Okay. Here's a rather embarrassing, dare I say even slightly humiliating, confession to make – I have developed something of a man-crush on Michael O'Leary.
Don't get me wrong, I'm not saying it's anything weird or twisted or freaky, it's just a growing sense of admiration for a man who most likely revels in the fact that he is one of the most reviled people in the country.
And why do I have so much time for the guy?
After all, he has been involved in some ridiculous publicity stunts (see picture for proof) and his dealings with his employees have been, to say the least, fractious.
But here's the thing – I used to hang around with one of O'Leary's senior lieutenants and he admitted that he could be rude and irascible.
He also pointed out that his door was always open, he treated everybody equally and it didn't matter if you were a pilot or the tea lady, if you had an idea he would listen to it.
And maybe he isn't as hated as he would like us to believe – I mentioned to some colleagues the other day that I admired O'Leary but I wouldn't choose to fly Ryanair and I was greeted by a volley of disapproval from my friends, all of whom had used the airline in the last year.

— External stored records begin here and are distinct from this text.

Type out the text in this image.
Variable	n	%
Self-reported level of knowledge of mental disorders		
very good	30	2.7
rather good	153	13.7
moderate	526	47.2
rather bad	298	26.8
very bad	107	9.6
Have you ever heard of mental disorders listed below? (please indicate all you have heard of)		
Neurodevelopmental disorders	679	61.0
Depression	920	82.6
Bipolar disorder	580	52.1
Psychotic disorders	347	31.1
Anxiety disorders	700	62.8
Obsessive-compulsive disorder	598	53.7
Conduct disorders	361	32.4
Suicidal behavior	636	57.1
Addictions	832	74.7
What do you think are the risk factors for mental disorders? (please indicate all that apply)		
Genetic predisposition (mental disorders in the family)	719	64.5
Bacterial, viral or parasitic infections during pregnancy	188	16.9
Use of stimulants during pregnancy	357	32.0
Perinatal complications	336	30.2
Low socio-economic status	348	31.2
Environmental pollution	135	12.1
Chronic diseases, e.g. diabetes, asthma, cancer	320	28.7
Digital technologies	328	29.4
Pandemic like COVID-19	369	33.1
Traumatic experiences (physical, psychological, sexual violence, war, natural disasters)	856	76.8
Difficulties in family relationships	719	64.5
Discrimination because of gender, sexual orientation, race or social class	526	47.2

And as one of the group pointed out: "If you look on Ryanair as the same as getting the bus, then you're grand."
In other words, when they say no frills they mean it and if you follow their rules you'll be fine and if you don't then you'll be punished for it. So I suppose you could say that Ryanair is the Catholic Church of airlines.
For all those who like to bellyache about Draconian penalties for having too heavy a bag, I can still remember a time when it cost 300 pounds just to fly to London with Aer Lingus.
So the fact that O'Leary, for all his flaws, has single-handedly revolutionised the way we travel and not just the Irish either, his impact across Europe is incredible.
Yes, yes, yes I hear you groan, that's all very well, but why the sudden love letter?
Well, O'Leary has just done me a big favour. And he's just done you a big favour.
In fact, he has done us all a bloody great favour.
This week, Ryanair secured a ruling from the High Court which forces Eircom to disclose the identities of two anonymous bloggers who had posted "highly defamatory" posts on 'PPRuNE' – the Professional Pilots Rumour Network – and this could really set the ball rolling for some much needed regulation of what people post online and, even more crucially, the manner in which they post.
Don't get me wrong, I'm a hack and the idea of curtailing freedom of speech is obviously something I would be opposed to with every fibre of my being. After all, when they start cracking down on unpopular opinions, then I'm out of a job.
But I think I can speak for most of us when I say that I am sick and tired of anonymous web bullies making people's lives a misery.
Indeed, in many ways having an unbreakable cloak of Internet anonymity is as much a curse as a liberty.
I know of one situation where someone was receiving some pretty vile emails and when investigated, it turned out the person responsible was only a young kid who was both freaked and ashamed when he was exposed as the person responsible for sending the offensive messages.
Would the individual have done this if they were required to put their name to them?
I seriously doubt it.
And this is the thing – as I have said many times before, the internet is the most significant change to the way we live and work since the telephone.
Having a global, online community sharing ideas, opinions and, yes, insults is a wonderful, remarkable thing that should be cherished.
But that comes with a cost.
Because no matter how many people dislike and disagree with this column I always find it interesting that the majority of abusive letters and emails are anonymous while the complimentary ones are signed.
Well, I say the majority because one of the most vicious and violent letters I have ever received, which involved me being stapled to the deck of a boat through a rather tender part of a man's anatomy before being "shipped back to Israel where you belong you Godless kike" actually finished with "Yours sincerely . . ."
Which was nice.
But while something like that is amusing and provides for a bit of banter in the office, there is a real toxicity to the nature of some of the stuff that's expressed online.
I know friends and colleagues who refuse to check out their name on Google because of the vile stuff that has been said about them – and also the fact that when they approach the web providers to have these posts removed, they are invariably told that this is a freedom of speech issue. But it's not.
It's about being able to tell lies about someone with impunity.
Even from li'l old me's perspective the abuse has been quite spectacular – apparently I'm everything from a paedophile to a predatory homosexual to a convicted violent criminal.
And in the unlikely event that my boss is reading this, can I just reiterate that I am none of the above? Honest.
But they are just three examples of many off the top off my head, while another website had a poll discussing the preferred manner of my death. For the record, apparently it was bowel cancer so I would end up "covered in as much shit as he writes in his column".
And all of these, of course, from anonymous cowards who would never dare say that to someone's face.
You may like this column, you may not.
But at least my name is on it and I am held accountable for my views, as are the likes Kevin Myers, Eamon Dunphy or David Quinn – frequent victims of vile online abuse who, unlike their persecutors, at least have the balls to put their name to what they write.
So thank you, Michael.
You've done us all a mitzvah.
(That last sentence was specially for the guy who seems convinced I'm Jewish.)